10 responses to “Yet Another Technically Moronic Green Idea Belly Flops”
Maybe they should scale down their technology a bit:
The Chinese used sails on some of their freight wheelbarrows.
I only took up Mechanical Engineering because they offered free body diagrams.
They obviously haven’t been paying enough attention to the genius of His Wholly Reluctance God/ King Obama…
Dirk: interesting link – if you want to see what forced labor looks like, it’s quite instructive. The trouble with many western essays on the glory of Chinese technological achievements is that, ultimately, they are based on Joseph Needham’s Science and Civilisation in Ancient China, who was, to put it mildly, a partisan source – overplaying every curiosity pictured in an Eastern text an a definite and lasting triumph of Eastern innovation.
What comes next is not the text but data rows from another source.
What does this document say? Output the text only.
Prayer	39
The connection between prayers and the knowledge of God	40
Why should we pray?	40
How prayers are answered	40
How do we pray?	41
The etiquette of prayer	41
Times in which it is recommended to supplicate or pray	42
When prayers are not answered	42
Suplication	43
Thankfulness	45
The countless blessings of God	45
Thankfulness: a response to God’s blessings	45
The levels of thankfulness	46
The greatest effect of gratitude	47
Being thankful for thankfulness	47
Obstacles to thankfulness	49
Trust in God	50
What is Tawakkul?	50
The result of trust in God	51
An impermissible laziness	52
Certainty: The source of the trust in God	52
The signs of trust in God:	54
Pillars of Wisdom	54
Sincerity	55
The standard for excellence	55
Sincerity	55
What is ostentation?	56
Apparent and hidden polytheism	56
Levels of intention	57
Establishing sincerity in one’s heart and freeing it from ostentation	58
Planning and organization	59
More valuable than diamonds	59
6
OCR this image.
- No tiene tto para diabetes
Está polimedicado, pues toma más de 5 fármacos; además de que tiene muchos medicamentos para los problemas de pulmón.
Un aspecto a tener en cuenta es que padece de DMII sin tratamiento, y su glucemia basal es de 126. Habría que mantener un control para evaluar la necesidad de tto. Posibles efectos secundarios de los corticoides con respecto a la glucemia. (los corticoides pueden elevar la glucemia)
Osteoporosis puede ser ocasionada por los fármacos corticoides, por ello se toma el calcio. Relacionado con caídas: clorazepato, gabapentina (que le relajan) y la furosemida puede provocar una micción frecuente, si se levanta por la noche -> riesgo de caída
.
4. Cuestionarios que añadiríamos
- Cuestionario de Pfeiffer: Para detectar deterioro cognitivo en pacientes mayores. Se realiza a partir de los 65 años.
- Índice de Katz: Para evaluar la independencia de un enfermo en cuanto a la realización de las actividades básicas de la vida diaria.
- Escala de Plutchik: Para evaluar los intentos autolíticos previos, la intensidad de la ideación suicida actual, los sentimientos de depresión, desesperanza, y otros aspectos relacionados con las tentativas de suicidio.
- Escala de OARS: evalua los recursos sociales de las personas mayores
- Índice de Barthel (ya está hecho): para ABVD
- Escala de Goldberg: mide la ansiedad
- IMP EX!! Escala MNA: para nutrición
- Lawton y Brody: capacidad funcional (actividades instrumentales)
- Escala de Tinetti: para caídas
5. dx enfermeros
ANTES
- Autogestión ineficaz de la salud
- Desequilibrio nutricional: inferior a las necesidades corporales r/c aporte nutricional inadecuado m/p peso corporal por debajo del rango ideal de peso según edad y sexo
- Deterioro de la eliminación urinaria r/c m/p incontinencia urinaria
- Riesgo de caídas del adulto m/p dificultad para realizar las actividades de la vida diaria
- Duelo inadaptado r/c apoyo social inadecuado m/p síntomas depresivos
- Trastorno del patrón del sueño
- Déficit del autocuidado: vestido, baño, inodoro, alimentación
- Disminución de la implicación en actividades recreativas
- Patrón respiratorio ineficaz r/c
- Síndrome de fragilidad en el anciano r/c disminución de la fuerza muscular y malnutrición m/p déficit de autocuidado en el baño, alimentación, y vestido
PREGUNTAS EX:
Even if one could read Chinese, it would be, in most cases, impossible to get access to his sources; other “Western” sources (which includes, in this case, Japanese and Russian ones) are in turn based on Needham; newer Chinese texts tend to their own version of Pavel Chekov’s claim that “Scotch whiskey was invented by an old lady from Leningrad”. And there’s the fact that for most of the 30 or so volumes he wrote or supervised, Needham often seems out of his depth. In vol. 5, on astronomy, he often thinks nothing of identifying chinese stars with 3 or 4 different “western” ones; he also never understood why the “guide stars” used to ascertain the moon’s position on the zodiac (the pivotal point in imperial astrology) lay so far north or south of the ecliptic (to be visible during the full moon, of course).
So I guess the wind is always blowing the way you want to go? Without a rigid connection , it might be difficult to tack…..
It doesn’t only work as a “kite” but also as an airfoil, allowing transverse winds to produce some forward thrust.
However, the “lift” of the airfoil doesn’t come at no cost. The perpendicular “drag” needs to be countered. And the attainable lift isn’t necessarily in the direction that coincides with the ship’s nominal course.
And that’s without considering catenary forces and keeping the sail aloft.
What a fantastic idea; for Hollywood!
Imagine the Red Baron with Snoopy in hot pursuit dodging the kites to land a Fokker on an aircraft carrier rigged up with these innovative units.
In the real world, unfortunately, a very, very stupid idea.
Forgot to mention, what a fantastic saleman the company had, I am in awe.
I’ve got a bridge in London that I want to sell, this guy seems to be the man for the job!
[…] noes, a German business that wanted to attach large sails to boats to save the planet, is going out of business. The founder of the firm has vowed to return with a […]
This response is only about math, engineering and economics. Regarding “I majored in mechanical engineering, and only a couple hours of simple calculations would tell anyone that this technology makes no sense.” your calculations are either inaccurate because they were too simple or made based upon one or more inaccurate assumptions.
See 1980 paper on Crosswind Kite Power.
Sailing ships preceded those propelled with fossil fuel burning engines. Fact: Sail boats are even more able today that they were then to travel faster than the available wind velocity.
Fact: in general wind velocity increases with increasing altitude above the surface and also becomes less turbulent and more persistent. Many studies that measure wind speeds at increasing altitudes above a surface have shown this. The power available in the wind is directly related to the cube of its velocity.
Currently, the shipping industry is in the doldrums along with the world economy. When the economics related to fuel cost (supply, demand and speculation) pan out again, this technology will be purchased, not because it might be considered to be “green” or about “climate” by some, but because it could improve the shipping companies’ bottom line. Whether or not this happens in time for SkySails – who knows? When the economics are right, some entity will be in this business.